昏睡病(非洲锥虫病)是一种由采采蝇传播的人畜共患病。首选治疗药物是抗寄生虫药苏拉明和/或美拉胂醇。用布氏锥虫对动物进行实验性感染会导致垂体和/或甲状腺出现炎性病变。从生化角度来看,这些动物存在甲状腺功能减退。我们评估了非洲锥虫病患者在特异性治疗前、治疗期间及治疗后的下丘脑 - 垂体 - 甲状腺轴功能完整性。
前瞻性、对照、横断面研究。
65例昏睡病患者(女性31例,男性34例;年龄18 - 66岁;32例患有血淋巴型昏睡病接受静脉注射苏拉明治疗,33例患有脑型昏睡病接受美拉胂醇治疗)和13名对照者(女性6例,男性7例;年龄21 - 60岁)在获得知情同意后纳入横断面研究。14例患者在因昏睡病入院后不久接受研究,19例在治疗过程中,18例在5周治疗期结束时,14例在治愈后。所有受试者于12:00接受静脉推注400微克促甲状腺激素释放激素(TRH)后的TRH刺激试验。在0分钟时采集血样测定游离三碘甲状腺原氨酸(fT3)、游离甲状腺素(fT4)、促甲状腺激素(TSH)、反三碘甲状腺原氨酸(rT3)、肿瘤坏死因子 -α(TNF -α)、白细胞介素 -1(IL -1)和白细胞介素 -6,在60分钟时测定TSH。所有激素和细胞因子均通过放射免疫分析(RIA)或酶联免疫吸附测定(ELISA)进行测定。

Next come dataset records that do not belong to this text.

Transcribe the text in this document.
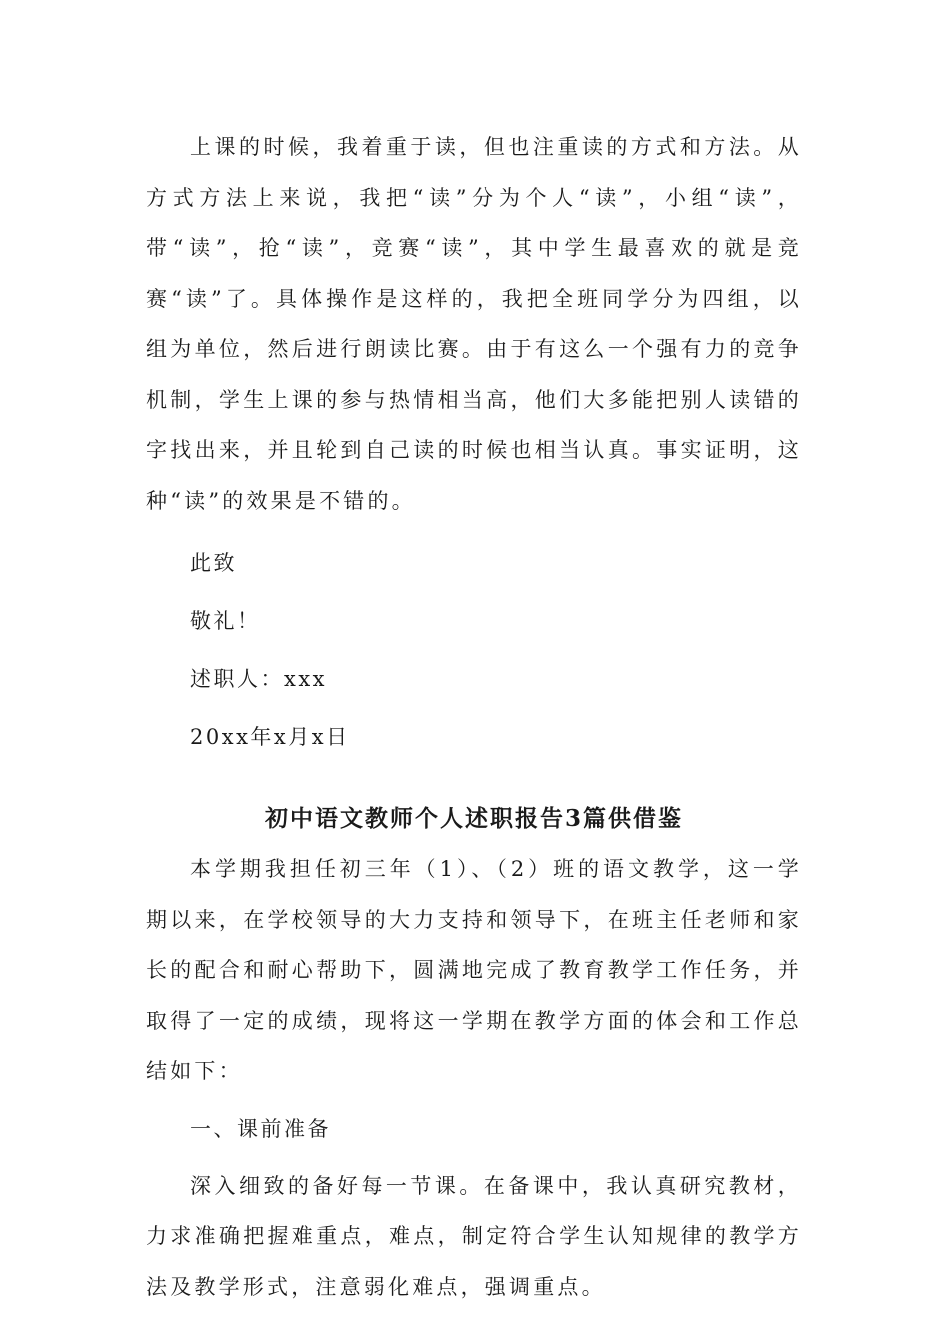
上课的时候，我着重于读，但也注重读的方式和方法。从方式方法上来说，我把“读”分为个人“读”，小组“读”，带“读”，抢“读”，竞赛“读”，其中学生最喜欢的就是竞赛“读”了。具体操作是这样的，我把全班同学分为四组，以组为单位，然后进行朗读比赛。由于有这么一个强有力的竞争机制，学生上课的参与热情相当高，他们大多能把别人读错的字找出来，并且轮到自己读的时候也相当认真。事实证明，这种“读”的效果是不错的。

此致

敬礼！

述职人：xxx

20xx年x月x日

初中语文教师个人述职报告3篇供借鉴

本学期我担任初三年（1）、（2）班的语文教学，这一学期以来，在学校领导的大力支持和领导下，在班主任老师和家长的配合和耐心帮助下，圆满地完成了教育教学工作任务，并取得了一定的成绩，现将这一学期在教学方面的体会和工作总结如下：

一、课前准备

深入细致的备好每一节课。在备课中，我认真研究教材，力求准确把握难重点，难点，制定符合学生认知规律的教学方法及教学形式，注意弱化难点，强调重点。
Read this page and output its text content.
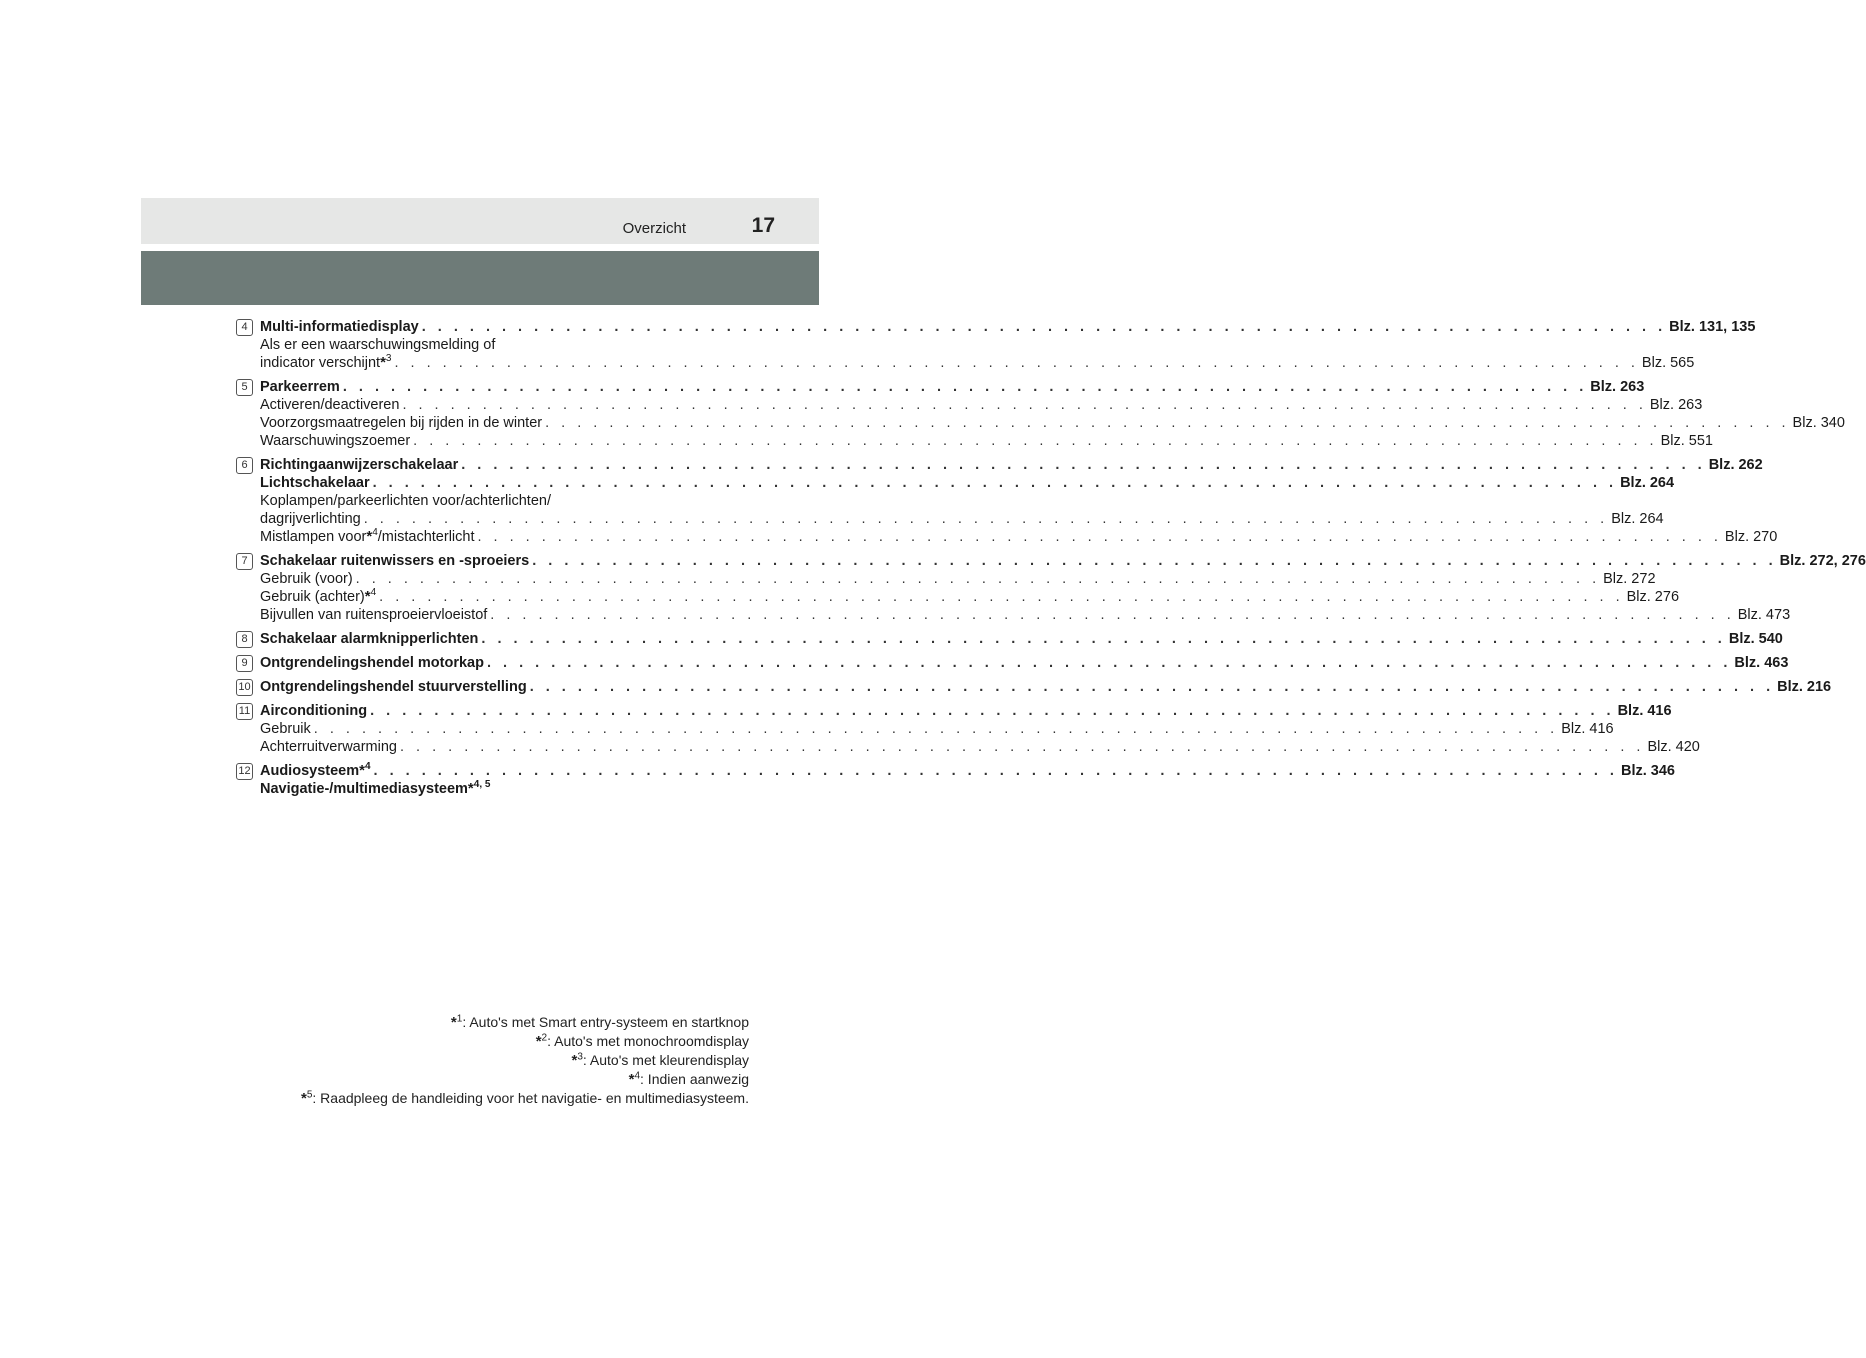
Overzicht	17
4 Multi-informatiedisplay . . . . . . . . . . . . . . . . . . . . . . . . . . . . . . . . . . . . . . . . . . . . . . . . . . . . . . . . . . . . . . . . . . . . . . . . . . . . . . Blz. 131, 135
Als er een waarschuwingsmelding of
indicator verschijnt*$^3$ . . . . . . . . . . . . . . . . . . . . . . . . . . . . . . . . . . . . . . . . . . . . . . . . . . . . . . . . . . . . . . . . . . . . . . . . . . . . . . Blz. 565
5 Parkeerrem . . . . . . . . . . . . . . . . . . . . . . . . . . . . . . . . . . . . . . . . . . . . . . . . . . . . . . . . . . . . . . . . . . . . . . . . . . . . . . Blz. 263
Activeren/deactiveren . . . . . . . . . . . . . . . . . . . . . . . . . . . . . . . . . . . . . . . . . . . . . . . . . . . . . . . . . . . . . . . . . . . . . . . . . . . . . . Blz. 263
Voorzorgsmaatregelen bij rijden in de winter . . . . . . . . . . . . . . . . . . . . . . . . . . . . . . . . . . . . . . . . . . . . . . . . . . . . . . . . . . . . . . . . . . . . . . . . . . . . . . Blz. 340
Waarschuwingszoemer . . . . . . . . . . . . . . . . . . . . . . . . . . . . . . . . . . . . . . . . . . . . . . . . . . . . . . . . . . . . . . . . . . . . . . . . . . . . . . Blz. 551
6 Richtingaanwijzerschakelaar . . . . . . . . . . . . . . . . . . . . . . . . . . . . . . . . . . . . . . . . . . . . . . . . . . . . . . . . . . . . . . . . . . . . . . . . . . . . . . Blz. 262
Lichtschakelaar . . . . . . . . . . . . . . . . . . . . . . . . . . . . . . . . . . . . . . . . . . . . . . . . . . . . . . . . . . . . . . . . . . . . . . . . . . . . . . Blz. 264
Koplampen/parkeerlichten voor/achterlichten/
dagrijverlichting . . . . . . . . . . . . . . . . . . . . . . . . . . . . . . . . . . . . . . . . . . . . . . . . . . . . . . . . . . . . . . . . . . . . . . . . . . . . . . Blz. 264
Mistlampen voor*$^4$/mistachterlicht . . . . . . . . . . . . . . . . . . . . . . . . . . . . . . . . . . . . . . . . . . . . . . . . . . . . . . . . . . . . . . . . . . . . . . . . . . . . . . Blz. 270
7 Schakelaar ruitenwissers en -sproeiers . . . . . . . . . . . . . . . . . . . . . . . . . . . . . . . . . . . . . . . . . . . . . . . . . . . . . . . . . . . . . . . . . . . . . . . . . . . . . . Blz. 272, 276
Gebruik (voor) . . . . . . . . . . . . . . . . . . . . . . . . . . . . . . . . . . . . . . . . . . . . . . . . . . . . . . . . . . . . . . . . . . . . . . . . . . . . . . Blz. 272
Gebruik (achter)*$^4$ . . . . . . . . . . . . . . . . . . . . . . . . . . . . . . . . . . . . . . . . . . . . . . . . . . . . . . . . . . . . . . . . . . . . . . . . . . . . . . Blz. 276
Bijvullen van ruitensproeiervloeistof . . . . . . . . . . . . . . . . . . . . . . . . . . . . . . . . . . . . . . . . . . . . . . . . . . . . . . . . . . . . . . . . . . . . . . . . . . . . . . Blz. 473
8 Schakelaar alarmknipperlichten . . . . . . . . . . . . . . . . . . . . . . . . . . . . . . . . . . . . . . . . . . . . . . . . . . . . . . . . . . . . . . . . . . . . . . . . . . . . . . Blz. 540
9 Ontgrendelingshendel motorkap . . . . . . . . . . . . . . . . . . . . . . . . . . . . . . . . . . . . . . . . . . . . . . . . . . . . . . . . . . . . . . . . . . . . . . . . . . . . . . Blz. 463
10 Ontgrendelingshendel stuurverstelling . . . . . . . . . . . . . . . . . . . . . . . . . . . . . . . . . . . . . . . . . . . . . . . . . . . . . . . . . . . . . . . . . . . . . . . . . . . . . . Blz. 216
11 Airconditioning . . . . . . . . . . . . . . . . . . . . . . . . . . . . . . . . . . . . . . . . . . . . . . . . . . . . . . . . . . . . . . . . . . . . . . . . . . . . . . Blz. 416
Gebruik . . . . . . . . . . . . . . . . . . . . . . . . . . . . . . . . . . . . . . . . . . . . . . . . . . . . . . . . . . . . . . . . . . . . . . . . . . . . . . Blz. 416
Achterruitverwarming . . . . . . . . . . . . . . . . . . . . . . . . . . . . . . . . . . . . . . . . . . . . . . . . . . . . . . . . . . . . . . . . . . . . . . . . . . . . . . Blz. 420
12 Audiosysteem*$^4$ . . . . . . . . . . . . . . . . . . . . . . . . . . . . . . . . . . . . . . . . . . . . . . . . . . . . . . . . . . . . . . . . . . . . . . . . . . . . . . Blz. 346
Navigatie-/multimediasysteem*$^{4, 5}$
*$^1$: Auto's met Smart entry-systeem en startknop
*$^2$: Auto's met monochroomdisplay
*$^3$: Auto's met kleurendisplay
*$^4$: Indien aanwezig
*$^5$: Raadpleeg de handleiding voor het navigatie- en multimediasysteem.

与正常受试者相比,未用药的昏睡病患者基线TSH浓度(均值±标准误)升高(2.6±0.4 vs 1.4±0.2 mU/l;P = 0.01),而fT3(2.7±0.5 vs 5.8±0.3 pmol/l;P = 0.0002)和fT4浓度(10.3±1.2 vs 15.4 + 0.8 pmol/l;P = 0.007)较低。刺激后的TSH浓度与正常对照组无显著差异。昏睡病患者的反T3浓度正常(2.2±0.3 vs 2.4±0.2 nmol/l;P = 无显著性差异)。在治疗过程中,基线TSH、fT3和fT4浓度缓慢恢复正常,治愈后与对照组无差异。当甲状腺功能损害和疾病活动处于最严重程度时,血浆TNF -α浓度(对照组为2.9±1.4 ng/l,患者组为16.0±4.1 ng/l;P = 0.003)和白细胞介素 -6浓度(对照组为1.3±0.2 ng/l,患者组为19.2±7.3 ng/l;P = 0.0001)升高,但白细胞介素 -1β浓度(2.0±0.2 vs 0.9±0.2 ng/l,P = 无显著性差异)未升高,且随着治疗逐渐降至正常范围。我们发现基线细胞因子浓度与fT3浓度之间存在负相关(TNF -α:r = -0.34,P = 0.003;IL -6:r = -0.43,P = 0.0001)。
我们得出结论,未用药的昏睡病与甲状腺功能显著受损有关,特异性治疗可使其逆转。TSH浓度升高以及fT3和fT4浓度降低提示昏睡病患者存在原发性甲状腺功能减退。然而,不能排除垂体和/或下丘脑的其他因素。这种损害可能是由于这些患者血浆细胞因子浓度升高所致,也可能是寄生虫性甲状腺炎的结果。